Correcting Security Threats in Javascript Dependencies with NPM Audit
Correcting Security Threats in Javascript Dependencies with NPM Audit
Here at Littlelines, we like to build on the shoulders of the giants that came before us. When building custom applications for clients, it is sometimes necessary to build custom features with code driven for clients’ specific needs. It is also frequently appropriate to reach for proven, tested packages to pull into your app to make development efficient and effective. With rails, this takes the form “gems” and a Gemfile, and in Javascript, this is “packages” and a package.json file.
Why Use Dependencies
The benefits to these packages and package managers are readily apparent — speed up development time by bringing in code that is tested, mature, and usually configurable for a variety of situations. Some of the drawbacks are probably also quite clear to you: you do not have control of the upkeep and security of the code.
Keeping track of all of your dependencies manually would be more than a full time job. Have you looked at the size of your node_modules folder in any medium-to-large projects lately? My guess is that all of your dependencies have their own dependencies and this folder has ballooned a little bit out of control. So what is the solution? Do we have to write every line of code we use ourselves? How do we keep track of potential issues in seemingly endless chain of code dependencies what we’ve entangled ourselves in?
Thankfully, npm (Node Package Manager — the tool that most of us use to pull in our dependencies) has developed a tool to check for known security flaws and correct them: npm audit
. Here’s how it works:
Usage
We’ll start with testing that we’re on the latest version of npm. Test your current version with npm -v
. The audit command requires npm version 6 and above, so if your version is not quite up to date, you can update with the command:
npm install -g npm@latest
Once you’re up to date, we can jump right in and run:
npm audit
Test Repo and Demo
To test this out, I’ve created a small repo with one dependency that has vulnerabilities. (The package in question is lodash, but I’m not picking on them; this is an older version of their package, and the current version is free of known vulnerabilities.) If you would like to follow along, just clone this repo and follow these steps: First we’ll navigate to the directory and build our dependencies.
cd npm-audit-test
npm install
This will install your node_modules packages and alert you to security vulnerabilities. In our case, we get this message:
found 2 high severity vulnerabilities
run `npm audit fix` to fix them, or `npm audit` for details
First we’ll run npm audit
to see the details of the issues. This will show you a table with the each vulnerable package name, type of vulnernability, and the level of severity.

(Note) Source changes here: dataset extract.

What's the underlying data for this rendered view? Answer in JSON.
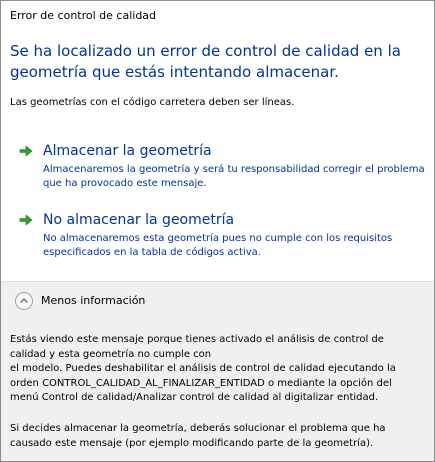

At the top of each table, NPM suggests a command that will resolve the security issue in question. You can either run each of these commands manually yourself, or run the command npm audit fix
to let npm run all of the suggested updates for you.
Conclusion
This has been a quick crash course on one of the most exciting new tools in javascript development. The npm audit command allows you to have some piece of mind about the dependencies your app relies on to function. Security is an ongoing and illusive task when it come to web applications, but this command is a great start to finding the places your app might be vulnerable and shoring them up before anything bad happens.